El equipo hondureño vino de atrás y luchó para ganar el partido, ahora se viene el partido ante Corea del Sur en el que nos jugaremos el pase a cuartos de final.

Honduras vino desde atrás. Comenzó perdiendo el partido desde el minuto 10 y las cosas no pintaban para bien.

Sin embargo, nunca dejó de luchar pese a que, por momento la presencia y corpulencia física de los neozelandeses era superior.

Pero el entrenador Miguel Falero leyó bien el juego a medida que el mismo caminaba y apostó por los recambios para tener más capacidad de respuesta.

Fue así que en un segundo tiempo, que para nosotros arrancó a los 45+1 del primer tiempo, valga la confusión, cuando Luis Palma marcó el empate.

Nueva Zelanda había marcado por medio de Liberato Cacace a los 10 minutos, en un gol de otro partido, remate fuera del arco, imposible para un humano.

Un segundo tiempo memorable

En el complemento, parecía de nuevo venir lo peor.

Chris Wood, estrella y refuerzo adulto de los All Whites, marcó el segundo para Nueva Zelanda.

El delantero del Burnley solo cerró una pinza tras un pase de Elijah Just.

Pero entonces comenzó a Honduras a luchar. A luchar contra sí mismo, a luchar contra el partido y contra el infernal calor que ya comenzaba en el Kashima Stadium.

Denil Maldonado al 51, solo 2 minutos después del gol de Wood, reventó el poste tras una jugada clara en la que Honduras se lanzó al ataque.

Falero entonces ordenó tres cambios.

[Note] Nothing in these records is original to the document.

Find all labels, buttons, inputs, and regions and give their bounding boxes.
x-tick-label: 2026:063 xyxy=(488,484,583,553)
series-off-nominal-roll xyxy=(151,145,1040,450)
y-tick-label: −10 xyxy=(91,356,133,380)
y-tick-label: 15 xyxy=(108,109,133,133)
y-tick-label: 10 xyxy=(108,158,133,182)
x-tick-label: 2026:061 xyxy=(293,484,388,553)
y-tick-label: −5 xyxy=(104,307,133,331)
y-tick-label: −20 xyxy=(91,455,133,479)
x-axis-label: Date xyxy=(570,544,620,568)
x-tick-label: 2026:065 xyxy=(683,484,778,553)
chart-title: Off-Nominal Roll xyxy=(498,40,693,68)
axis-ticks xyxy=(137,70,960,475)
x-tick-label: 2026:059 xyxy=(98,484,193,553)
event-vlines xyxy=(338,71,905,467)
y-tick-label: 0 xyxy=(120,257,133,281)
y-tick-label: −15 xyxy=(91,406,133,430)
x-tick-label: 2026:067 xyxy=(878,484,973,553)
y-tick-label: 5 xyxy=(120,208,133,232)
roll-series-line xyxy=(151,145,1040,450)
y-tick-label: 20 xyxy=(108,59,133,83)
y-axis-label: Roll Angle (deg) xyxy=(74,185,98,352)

La idea era romper la línea de 6 defensa de Nueva Zelanda.

Entraron los goles

Juan Carlos Obregón y Rigoberto Rivas ingresaron para empujar el equipo al ataque.

Después de un primer tiempo en el que ni Douglas Martínez ni Jorge Benguché aparecieron, entonces llegaron los cambios.

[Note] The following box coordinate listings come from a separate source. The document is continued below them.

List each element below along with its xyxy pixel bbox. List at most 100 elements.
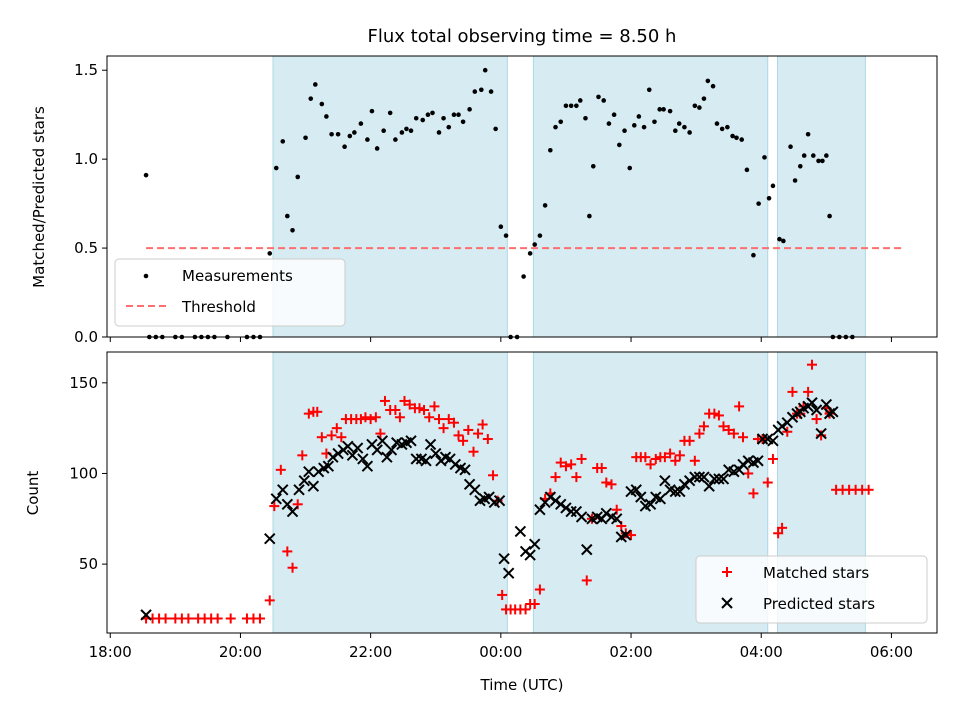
measurement-point-77 [606,121,612,126]
matched-star-marker-28 [331,423,342,434]
predicted-marker-b [322,460,335,472]
predicted-marker-b [620,529,632,541]
predicted-star-marker-29 [405,435,417,447]
measurement-point-65 [548,147,553,153]
predicted-marker-b [342,440,354,452]
matched-star-marker-77 [571,472,582,483]
predicted-star-marker-86 [693,471,706,483]
predicted-star-marker-84 [683,475,696,487]
measurement-point-33 [374,146,380,151]
bottom-y-tick-label: 150 [69,374,98,392]
predicted-star-marker-16 [342,440,354,452]
matched-star-marker-109 [728,428,739,439]
measurement-point-112 [781,238,786,244]
predicted-star-marker-48 [498,552,510,565]
predicted-star-marker-89 [708,473,721,485]
matched-star-marker-33 [355,414,366,425]
predicted-marker-b [277,484,289,496]
top-y-axis-label: Matched/Predicted stars [30,106,48,288]
measurement-point-115 [797,163,803,169]
predicted-star-marker-40 [459,464,471,476]
matched-star-marker-49 [434,414,444,425]
measurement-point-122 [827,213,832,219]
matched-star-marker-118 [773,528,784,539]
matched-star-marker-110 [734,401,745,412]
matched-star-marker-105 [709,408,720,419]
matched-star-marker-93 [650,453,661,464]
predicted-star-marker-18 [351,442,364,454]
matched-star-marker-37 [375,428,386,439]
predicted-marker-b [449,458,461,471]
predicted-marker-b [415,453,428,465]
predicted-marker-b [390,436,403,449]
measurement-point-51 [472,89,478,94]
matched-star-marker-34 [360,412,371,423]
measurement-point-56 [498,224,504,230]
matched-star-marker-53 [453,430,464,441]
predicted-marker-b [439,451,452,463]
predicted-star-marker-30 [410,453,422,465]
predicted-star-marker-88 [703,480,715,492]
predicted-star-marker-8 [303,465,315,478]
measurement-point-116 [801,153,807,158]
measurement-point-18 [290,227,295,233]
predicted-marker-b [351,442,364,454]
legend-measurements-label: Measurements [182,267,293,285]
predicted-marker-b [708,473,721,485]
matched-star-marker-25 [316,432,327,443]
predicted-star-marker-1 [264,533,276,545]
predicted-star-marker-112 [815,427,827,440]
matched-star-marker-62 [497,589,508,600]
bottom-panel: 50 100 150 18:00 20:00 22:00 00:00 02:00 04:00 06… [69,351,938,661]
measurement-point-44 [436,130,442,135]
predicted-star-marker-12 [322,460,335,472]
matched-star-marker-60 [488,470,499,481]
measurement-point-36 [393,137,398,142]
measurement-point-45 [441,115,446,121]
predicted-marker-b [654,493,667,505]
predicted-marker-b [733,464,745,476]
predicted-marker-b [756,433,769,445]
matched-star-marker-97 [670,455,681,466]
measurement-point-57 [503,233,509,238]
matched-star-marker-128 [816,430,827,441]
bottom-legend: Matched stars Predicted stars [695,555,928,624]
matched-star-marker-59 [482,434,493,445]
top-legend: Measurements Threshold [114,258,346,327]
measurement-point-47 [451,112,457,117]
matched-star-marker-88 [626,530,637,541]
matched-star-marker-70 [534,584,545,595]
predicted-marker-b [514,525,527,538]
matched-star-marker-117 [767,453,778,464]
predicted-star-marker-25 [385,444,398,456]
measurement-point-42 [425,112,431,117]
matched-star-marker-54 [458,435,469,446]
predicted-star-marker-99 [756,433,769,445]
measurement-point-80 [622,128,627,133]
x-tick-label: 18:00 [89,643,132,661]
predicted-marker-b [286,505,299,518]
measurement-point-98 [710,83,716,89]
matched-star-marker-78 [576,453,587,464]
measurement-point-73 [587,213,592,219]
measurement-point-50 [467,107,472,112]
measurement-point-71 [577,98,583,103]
measurement-point-96 [701,96,707,101]
legend-measurements-marker [143,273,149,279]
measurement-point-83 [636,114,642,119]
predicted-star-marker-23 [376,435,389,447]
predicted-marker-b [689,471,701,483]
predicted-star-marker-101 [767,435,779,447]
top-panel: 0.0 0.5 1.0 1.5 Measurements Threshold [74,55,938,346]
predicted-marker-b [635,491,647,503]
predicted-marker-b [502,567,515,579]
matched-star-marker-75 [560,461,571,472]
matched-star-marker-45 [414,403,425,414]
measurement-point-104 [739,137,745,142]
predicted-marker-b [346,449,359,462]
measurement-point-24 [324,114,329,119]
matched-star-marker-74 [555,457,566,468]
predicted-star-marker-98 [752,455,764,467]
predicted-marker-b [664,484,676,496]
matched-star-marker-111 [738,432,749,443]
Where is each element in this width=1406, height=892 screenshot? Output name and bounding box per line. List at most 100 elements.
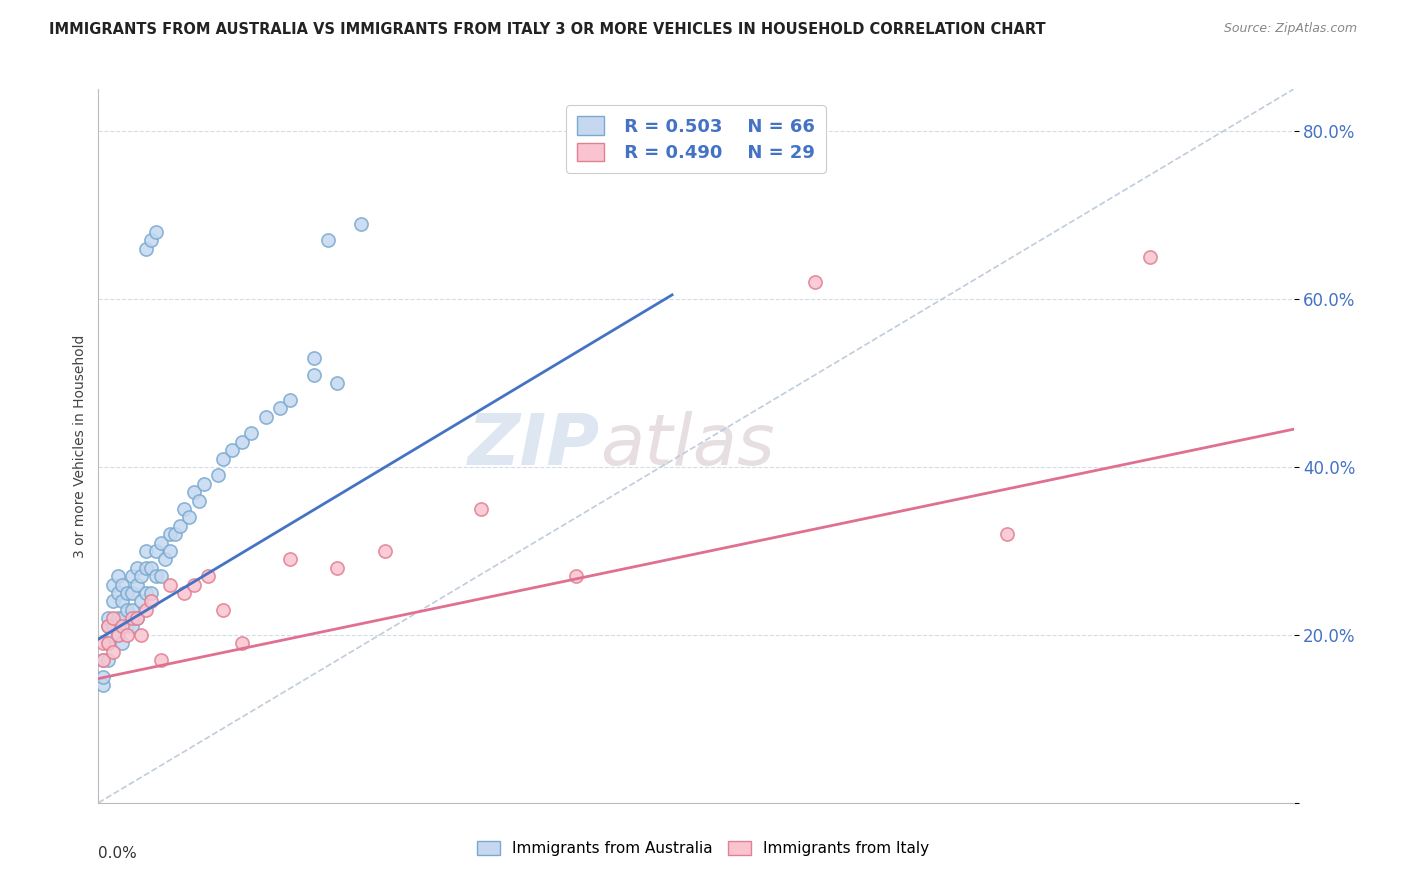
Point <box>125 611 148 625</box>
Point <box>149 569 172 583</box>
Point <box>254 409 277 424</box>
Point <box>804 275 827 289</box>
Point <box>197 569 219 583</box>
Point <box>91 653 114 667</box>
Point <box>111 577 134 591</box>
Point <box>111 619 134 633</box>
Point <box>131 569 153 583</box>
Point <box>121 611 143 625</box>
Point <box>115 603 138 617</box>
Point <box>121 569 143 583</box>
Point <box>159 544 181 558</box>
Point <box>470 502 492 516</box>
Point <box>125 611 148 625</box>
Point <box>145 225 167 239</box>
Point <box>169 518 191 533</box>
Point <box>145 544 167 558</box>
Point <box>91 670 114 684</box>
Point <box>107 628 129 642</box>
Point <box>115 619 138 633</box>
Point <box>183 485 205 500</box>
Point <box>1139 250 1161 264</box>
Point <box>163 527 186 541</box>
Point <box>159 577 181 591</box>
Point <box>211 603 233 617</box>
Point <box>115 586 138 600</box>
Legend: Immigrants from Australia, Immigrants from Italy: Immigrants from Australia, Immigrants fr… <box>471 835 935 862</box>
Point <box>231 636 253 650</box>
Point <box>302 368 325 382</box>
Point <box>125 560 148 574</box>
Point <box>121 586 143 600</box>
Point <box>183 577 205 591</box>
Point <box>101 645 124 659</box>
Point <box>97 636 120 650</box>
Point <box>97 619 120 633</box>
Point <box>159 527 181 541</box>
Point <box>316 233 339 247</box>
Point <box>173 586 195 600</box>
Point <box>135 560 157 574</box>
Point <box>97 636 120 650</box>
Point <box>91 636 114 650</box>
Point <box>221 443 243 458</box>
Point <box>350 217 373 231</box>
Point <box>91 653 114 667</box>
Point <box>565 569 588 583</box>
Point <box>97 619 120 633</box>
Point <box>139 560 162 574</box>
Point <box>326 376 349 390</box>
Point <box>121 619 143 633</box>
Point <box>107 569 129 583</box>
Point <box>995 527 1018 541</box>
Point <box>115 628 138 642</box>
Text: 0.0%: 0.0% <box>98 846 138 861</box>
Text: IMMIGRANTS FROM AUSTRALIA VS IMMIGRANTS FROM ITALY 3 OR MORE VEHICLES IN HOUSEHO: IMMIGRANTS FROM AUSTRALIA VS IMMIGRANTS … <box>49 22 1046 37</box>
Point <box>179 510 201 524</box>
Point <box>135 603 157 617</box>
Text: atlas: atlas <box>600 411 775 481</box>
Point <box>374 544 396 558</box>
Point <box>101 628 124 642</box>
Point <box>155 552 177 566</box>
Point <box>173 502 195 516</box>
Point <box>101 611 124 625</box>
Text: Source: ZipAtlas.com: Source: ZipAtlas.com <box>1223 22 1357 36</box>
Point <box>139 586 162 600</box>
Point <box>121 603 143 617</box>
Point <box>145 569 167 583</box>
Point <box>240 426 263 441</box>
Y-axis label: 3 or more Vehicles in Household: 3 or more Vehicles in Household <box>73 334 87 558</box>
Point <box>135 586 157 600</box>
Point <box>149 535 172 549</box>
Point <box>111 636 134 650</box>
Point <box>107 628 129 642</box>
Point <box>125 577 148 591</box>
Point <box>231 434 253 449</box>
Point <box>278 392 301 407</box>
Point <box>149 653 172 667</box>
Point <box>107 586 129 600</box>
Point <box>91 678 114 692</box>
Text: ZIP: ZIP <box>468 411 600 481</box>
Point <box>111 594 134 608</box>
Legend:  R = 0.503    N = 66,  R = 0.490    N = 29: R = 0.503 N = 66, R = 0.490 N = 29 <box>567 105 825 173</box>
Point <box>139 594 162 608</box>
Point <box>269 401 291 416</box>
Point <box>302 351 325 365</box>
Point <box>326 560 349 574</box>
Point <box>207 468 229 483</box>
Point <box>101 577 124 591</box>
Point <box>211 451 233 466</box>
Point <box>111 611 134 625</box>
Point <box>187 493 209 508</box>
Point <box>278 552 301 566</box>
Point <box>135 544 157 558</box>
Point <box>139 233 162 247</box>
Point <box>135 242 157 256</box>
Point <box>101 594 124 608</box>
Point <box>101 619 124 633</box>
Point <box>97 611 120 625</box>
Point <box>131 594 153 608</box>
Point <box>193 476 215 491</box>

Al 77, Obregón a pura fe y viveza, no dejó de perseguir la pelota y de cocina la mandó a guardar para el merecido empate.

Pero Honduras no se quiso quedar con ello y el Bambino Rivas encontró el gol del triunfo tras romper el orden defensivo oceánico.

Recuerden que jugaban con una línea de 6 en el fondo y tres volante. Eran impenetrables y siempre estaban al contragolpe.

Entonces comenzó a Carlitos Pineda a recuperar, Alejandro Reyes a jalar marcas con Obregón y el Bambino a repartir magia.

Merecido triunfo catracho.

Honduras ahora está a la espera del resultado entre Corea del Sur y Rumania y el miércoles 28 de julio definirá su pase a los cuartos de final.